They’d searched for an hour and still nothing. Boone could not face the failure of losing Sam, not with Annie right here.
“Keep searching,” Trace said. “He’s got the skills to survive. Don’t leave that water without him.”
Though Trace didn’t say it, Boone knew he meant dead or alive.
“He’s a squid,” Leo said. “He knows how to beat this.”
Nuala lifted the thermals and scanned the choppy sea. “What do you think?” she asked quietly. “Is he out there? Alive?”
Boone stood at the rail, gripping it tightly as he stood with Nuala. “Out there, yes. Alive”—he cocked his head—“if he got shot. . .”
At the bow, Annie stood with a jacket wrapped around her shoulders, watching. Silent. Devastated.
“She’ll crack,” Nuala whispered. “She’s held it together, but Sam. . .”
“She was pretty cold toward him when we rescued her in the forest. I didn’t think she wanted him around,” Boone said, his gaze never leaving the water.
“He thought so, too. Y’all haven’t figured out women yet? You have a lot to learn about women,” Nuala teased. “Annie loves Sam.
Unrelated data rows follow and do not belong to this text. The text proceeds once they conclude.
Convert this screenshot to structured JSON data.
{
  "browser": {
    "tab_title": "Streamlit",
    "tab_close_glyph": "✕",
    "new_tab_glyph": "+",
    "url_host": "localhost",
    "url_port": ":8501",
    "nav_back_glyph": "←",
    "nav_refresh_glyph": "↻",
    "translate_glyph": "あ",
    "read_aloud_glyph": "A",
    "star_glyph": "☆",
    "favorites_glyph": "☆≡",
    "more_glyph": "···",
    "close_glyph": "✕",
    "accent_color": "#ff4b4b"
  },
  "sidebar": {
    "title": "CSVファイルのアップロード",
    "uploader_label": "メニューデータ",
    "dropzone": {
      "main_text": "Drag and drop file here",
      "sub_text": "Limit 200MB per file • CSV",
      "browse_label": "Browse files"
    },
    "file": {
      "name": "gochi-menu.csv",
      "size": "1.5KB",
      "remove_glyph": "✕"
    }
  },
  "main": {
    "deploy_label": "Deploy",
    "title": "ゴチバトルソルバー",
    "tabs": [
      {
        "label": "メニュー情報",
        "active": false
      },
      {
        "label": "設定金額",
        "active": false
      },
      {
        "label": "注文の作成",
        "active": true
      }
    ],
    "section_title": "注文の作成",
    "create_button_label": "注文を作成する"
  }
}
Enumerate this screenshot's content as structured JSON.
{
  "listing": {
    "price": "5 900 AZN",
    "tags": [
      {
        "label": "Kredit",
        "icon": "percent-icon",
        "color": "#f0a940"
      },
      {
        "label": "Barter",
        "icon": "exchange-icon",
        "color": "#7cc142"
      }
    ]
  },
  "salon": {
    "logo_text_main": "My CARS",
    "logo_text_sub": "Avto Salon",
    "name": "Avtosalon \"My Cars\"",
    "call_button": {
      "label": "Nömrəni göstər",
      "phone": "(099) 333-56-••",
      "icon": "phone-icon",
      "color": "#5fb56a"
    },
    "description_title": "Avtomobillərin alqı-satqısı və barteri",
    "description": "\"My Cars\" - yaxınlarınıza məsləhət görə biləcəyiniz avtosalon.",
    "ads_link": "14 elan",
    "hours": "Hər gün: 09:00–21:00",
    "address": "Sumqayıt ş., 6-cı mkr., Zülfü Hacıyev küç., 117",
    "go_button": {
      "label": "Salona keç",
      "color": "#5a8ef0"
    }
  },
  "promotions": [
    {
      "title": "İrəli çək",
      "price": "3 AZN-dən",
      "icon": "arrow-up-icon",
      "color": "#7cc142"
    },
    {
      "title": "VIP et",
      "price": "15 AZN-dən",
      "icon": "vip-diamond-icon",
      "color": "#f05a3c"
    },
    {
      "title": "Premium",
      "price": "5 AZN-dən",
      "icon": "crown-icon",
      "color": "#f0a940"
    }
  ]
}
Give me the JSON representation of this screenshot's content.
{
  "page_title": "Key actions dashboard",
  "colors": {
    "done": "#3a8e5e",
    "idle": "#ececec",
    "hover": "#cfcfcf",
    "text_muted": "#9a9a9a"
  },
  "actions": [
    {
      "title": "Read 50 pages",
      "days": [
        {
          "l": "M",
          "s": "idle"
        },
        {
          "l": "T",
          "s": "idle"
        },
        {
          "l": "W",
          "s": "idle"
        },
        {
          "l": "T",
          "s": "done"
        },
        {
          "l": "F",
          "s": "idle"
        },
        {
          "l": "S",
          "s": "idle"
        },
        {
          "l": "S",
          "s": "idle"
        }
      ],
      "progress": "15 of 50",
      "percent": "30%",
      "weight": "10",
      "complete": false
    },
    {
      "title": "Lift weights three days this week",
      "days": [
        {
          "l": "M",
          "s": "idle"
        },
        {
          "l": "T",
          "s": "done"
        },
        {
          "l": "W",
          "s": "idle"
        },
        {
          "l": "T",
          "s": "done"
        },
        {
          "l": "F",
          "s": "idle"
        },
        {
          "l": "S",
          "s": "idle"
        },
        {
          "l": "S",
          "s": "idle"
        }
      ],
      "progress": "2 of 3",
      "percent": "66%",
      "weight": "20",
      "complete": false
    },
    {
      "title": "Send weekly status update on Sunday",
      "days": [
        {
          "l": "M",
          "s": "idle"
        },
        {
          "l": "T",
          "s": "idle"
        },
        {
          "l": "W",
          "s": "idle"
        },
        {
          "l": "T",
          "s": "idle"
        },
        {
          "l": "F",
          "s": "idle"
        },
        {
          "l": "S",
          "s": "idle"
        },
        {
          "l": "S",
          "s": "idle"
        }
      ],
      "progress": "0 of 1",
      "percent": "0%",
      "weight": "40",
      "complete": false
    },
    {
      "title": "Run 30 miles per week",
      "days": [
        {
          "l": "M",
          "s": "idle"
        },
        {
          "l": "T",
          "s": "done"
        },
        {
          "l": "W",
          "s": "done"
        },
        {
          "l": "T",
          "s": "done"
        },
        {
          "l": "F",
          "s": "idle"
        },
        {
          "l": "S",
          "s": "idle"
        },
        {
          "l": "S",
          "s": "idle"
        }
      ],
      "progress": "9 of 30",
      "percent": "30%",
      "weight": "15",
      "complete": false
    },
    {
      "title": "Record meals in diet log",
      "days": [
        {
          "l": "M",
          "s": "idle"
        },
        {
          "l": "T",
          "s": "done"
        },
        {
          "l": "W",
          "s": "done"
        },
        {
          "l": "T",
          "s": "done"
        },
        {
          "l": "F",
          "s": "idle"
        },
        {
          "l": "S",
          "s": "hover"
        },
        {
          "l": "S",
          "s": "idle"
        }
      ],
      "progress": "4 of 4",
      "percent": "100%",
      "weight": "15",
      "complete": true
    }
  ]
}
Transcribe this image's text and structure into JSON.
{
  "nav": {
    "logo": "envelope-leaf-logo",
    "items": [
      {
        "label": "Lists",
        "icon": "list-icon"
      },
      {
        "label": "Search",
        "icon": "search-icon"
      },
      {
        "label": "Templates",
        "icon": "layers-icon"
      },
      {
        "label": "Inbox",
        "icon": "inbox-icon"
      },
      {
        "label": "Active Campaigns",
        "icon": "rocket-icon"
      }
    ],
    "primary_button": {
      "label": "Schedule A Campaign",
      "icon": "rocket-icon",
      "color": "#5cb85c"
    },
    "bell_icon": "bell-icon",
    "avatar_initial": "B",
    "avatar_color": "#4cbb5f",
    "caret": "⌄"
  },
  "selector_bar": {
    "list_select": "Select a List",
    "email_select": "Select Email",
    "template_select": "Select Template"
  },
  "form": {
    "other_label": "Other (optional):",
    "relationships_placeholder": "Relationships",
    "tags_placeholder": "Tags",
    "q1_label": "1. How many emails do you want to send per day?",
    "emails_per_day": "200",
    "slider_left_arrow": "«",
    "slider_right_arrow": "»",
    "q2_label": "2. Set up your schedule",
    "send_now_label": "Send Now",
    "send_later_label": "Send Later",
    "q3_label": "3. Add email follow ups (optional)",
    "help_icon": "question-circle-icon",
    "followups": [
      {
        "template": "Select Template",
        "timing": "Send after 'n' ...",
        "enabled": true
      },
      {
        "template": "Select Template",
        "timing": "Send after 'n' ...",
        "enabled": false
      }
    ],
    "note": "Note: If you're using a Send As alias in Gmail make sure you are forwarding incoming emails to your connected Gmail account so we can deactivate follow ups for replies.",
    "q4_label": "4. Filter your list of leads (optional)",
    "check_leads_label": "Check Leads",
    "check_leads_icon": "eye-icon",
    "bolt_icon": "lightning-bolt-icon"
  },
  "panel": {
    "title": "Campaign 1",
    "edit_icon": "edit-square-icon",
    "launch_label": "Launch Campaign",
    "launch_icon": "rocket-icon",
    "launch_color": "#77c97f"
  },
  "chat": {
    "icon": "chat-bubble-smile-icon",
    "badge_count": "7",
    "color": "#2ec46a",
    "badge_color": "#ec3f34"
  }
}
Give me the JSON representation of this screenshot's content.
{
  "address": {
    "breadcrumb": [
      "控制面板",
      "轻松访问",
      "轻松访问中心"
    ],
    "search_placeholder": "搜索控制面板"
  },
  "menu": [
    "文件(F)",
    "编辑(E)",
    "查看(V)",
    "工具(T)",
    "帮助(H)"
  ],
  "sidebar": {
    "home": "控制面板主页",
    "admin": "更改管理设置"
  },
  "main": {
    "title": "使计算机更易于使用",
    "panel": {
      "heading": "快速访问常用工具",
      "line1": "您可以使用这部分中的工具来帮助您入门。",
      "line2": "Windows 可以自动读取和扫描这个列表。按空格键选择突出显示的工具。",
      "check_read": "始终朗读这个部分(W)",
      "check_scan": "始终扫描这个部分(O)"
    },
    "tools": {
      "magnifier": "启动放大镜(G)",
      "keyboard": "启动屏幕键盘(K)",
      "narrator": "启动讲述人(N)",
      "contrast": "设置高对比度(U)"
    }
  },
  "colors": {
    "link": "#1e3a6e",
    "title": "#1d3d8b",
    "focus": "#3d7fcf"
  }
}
She might not know it yet, but when we first came to the bunker, she talked about nothing but getting back to him. She pushed him away because she was afraid of losing him.”
“So, in other words, if I don’t want her to hate me for the rest of my life, I better find this Squid—alive.”
“Alive would be preferable.” Nuala gave him a smile without looking.
“He’s a SEAL,” Boone said with a fake sneer.
“He’s handsome. He pursued her. He never gave up on her. A girl likes that.”
“All girls?”
Nuala drew back from the nocs and met Boone’s gaze. She stood a head shorter than him, but she had the chutzpah to be a sniper and face down many a deadly foe. “Yeah,” she said, her words even softer than normal.
Boone stilled. Something just happened there, with Nuala. He wasn’t sure what. Somehow, he had this feeling something he’d said held an entirely different meaning to her. That look meant something. He recalled the hints Téya and Annie had dropped about Nuala having a thing for him.
He winced. Never meant to lead her on. He’d asked the question with Keeley in mind.
She returned to the watch. “Keeley will get better, then you can be the gallant hero you always are, and you’ll know then that I’m right.”
The gallant hero you always are. . .
Is that how Noodle really saw him? Not as some messed-up country hick?
“Boone.” Her breathy declaration of his name came only seconds before she touched his arm. “Boone, I see something.” She handed the nocs to him. “Four o’clock.”
“Send the signal.” He took the thermal binoculars and searched the area she’d pointed out as Nuala used the SureFire to flick the rescue code. “I’m not seeing any—” A dark huddle bobbed on the water. “I’m not seeing a response.”
“What if he’s”—dead?—“unconscious?”
“Leo,” Boone shouted. “We have something.”
The ultrafast patrol boat swung in the direction, churning a foamy wake as they raced toward the dark huddle.
They were within twenty yards when Nuala called out. “It’s him! He’s not conscious.”
Boone grabbed a hook and hurried to the side of the boat. With him were Leo’s two men, who leaned over and helped drag Sam’s body onto the boat. “Easy, easy.” Hauling him up over the side was about like trying to hoist an anchor with his bare hands.
Sam was limp. Dead weight. His head hung and his arms dangled like seaweed. Water dribbled down his face and hair.
They fumbled him up and over and laid him in the back. Even as he sliced away the Squid’s dive vest and equipment, Boone felt the patrol boat roaring toward safety. Away from the Aegean Mercy. Away from the sea that may have taken Sam Caliguari’s life.